Ex-Treasury Secretary Timothy Geithner said he thought about it.

Geithner, who departed the administration at the outset of President Obama’s second term, wrote in his new book “Stress Test: Reflections on Financial Crises” that he considered recommending then-Secretary of State Hillary Clinton as his replacement. Clinton was on her way out at the same time Geithner was.

“I gave the President a long list of potential replacements for me. Jack Lew, who had just replaced [Peter] Orszag as budget director, was an experienced fiscal negotiator. Erskine Bowles would have credibility with many Republicans, which would be important with a divided government,” Geithner wrote, according to excerpts published in POLITICO Playbook. “I even suggested asking Hillary Clinton to take her star power from State to Treasury; among her many strengths, she had an underappreciated ability to reach across the aisle.”

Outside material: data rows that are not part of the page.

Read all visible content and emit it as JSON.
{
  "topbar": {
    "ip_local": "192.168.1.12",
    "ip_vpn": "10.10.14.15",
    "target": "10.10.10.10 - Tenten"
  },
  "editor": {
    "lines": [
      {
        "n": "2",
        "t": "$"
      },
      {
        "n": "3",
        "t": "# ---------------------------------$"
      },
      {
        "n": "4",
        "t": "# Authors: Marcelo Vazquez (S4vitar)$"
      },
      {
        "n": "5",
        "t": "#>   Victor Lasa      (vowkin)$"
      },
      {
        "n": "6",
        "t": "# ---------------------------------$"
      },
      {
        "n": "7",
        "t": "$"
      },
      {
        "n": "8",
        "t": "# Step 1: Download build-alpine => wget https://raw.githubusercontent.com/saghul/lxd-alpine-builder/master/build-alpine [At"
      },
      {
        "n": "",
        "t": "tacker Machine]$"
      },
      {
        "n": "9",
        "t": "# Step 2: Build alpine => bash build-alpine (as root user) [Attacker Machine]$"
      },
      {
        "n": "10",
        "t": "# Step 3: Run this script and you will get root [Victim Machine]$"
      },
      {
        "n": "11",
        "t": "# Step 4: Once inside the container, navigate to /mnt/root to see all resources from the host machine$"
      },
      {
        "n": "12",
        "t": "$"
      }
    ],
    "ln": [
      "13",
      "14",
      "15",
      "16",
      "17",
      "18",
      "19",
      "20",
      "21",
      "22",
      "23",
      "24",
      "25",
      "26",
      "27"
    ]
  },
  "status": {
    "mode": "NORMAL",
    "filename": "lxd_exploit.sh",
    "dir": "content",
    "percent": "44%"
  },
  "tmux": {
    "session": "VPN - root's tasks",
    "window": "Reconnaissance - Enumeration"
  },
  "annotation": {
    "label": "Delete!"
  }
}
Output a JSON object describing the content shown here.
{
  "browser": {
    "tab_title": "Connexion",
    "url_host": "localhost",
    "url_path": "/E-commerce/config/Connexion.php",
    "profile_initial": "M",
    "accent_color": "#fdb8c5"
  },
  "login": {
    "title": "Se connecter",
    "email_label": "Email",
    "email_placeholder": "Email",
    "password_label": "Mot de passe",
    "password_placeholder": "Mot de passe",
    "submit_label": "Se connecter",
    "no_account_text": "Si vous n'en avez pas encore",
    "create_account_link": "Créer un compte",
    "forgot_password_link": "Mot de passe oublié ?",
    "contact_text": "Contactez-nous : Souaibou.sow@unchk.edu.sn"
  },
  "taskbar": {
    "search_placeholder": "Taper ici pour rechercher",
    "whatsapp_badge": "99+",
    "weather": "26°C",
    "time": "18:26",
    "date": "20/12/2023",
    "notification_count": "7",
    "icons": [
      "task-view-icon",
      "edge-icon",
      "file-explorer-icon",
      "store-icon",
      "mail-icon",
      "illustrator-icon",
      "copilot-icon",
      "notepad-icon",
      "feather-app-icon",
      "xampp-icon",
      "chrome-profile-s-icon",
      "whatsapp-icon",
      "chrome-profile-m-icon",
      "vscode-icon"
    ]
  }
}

Lew was the eventual nominee for the post and was confirmed.

The Washington Post reported in June 2012 that Geithner had privately made the case for Clinton to be his successor, though the White House said at the time that it does not comment on “internal personnel discussions.”

Geithner also wrote that he jested about his role in the formation of the tea party.

“I used to joke that I was personally responsible for the birth of the Tea Party, because Rick Santelli’s rant on CNBC was a response to the mortgage modification program, and the Tea Party movement focused so much of its initial fire on the financial rescue.”

That’s mildly funny given Geithner’s former identification as a Republican during his college years; he wrote that he was one “without much conviction,” though, and found himself at odds with “the strident conservative Republican political movement that was spreading across college campuses.”

Geithner attended Dartmouth College with conservative author Dinesh D’Souza, who he personally asked “how it felt to be such a d–k” in response to the actions of the Dartmouth Review, a right-of-center campus publication of which D’Souza was a member.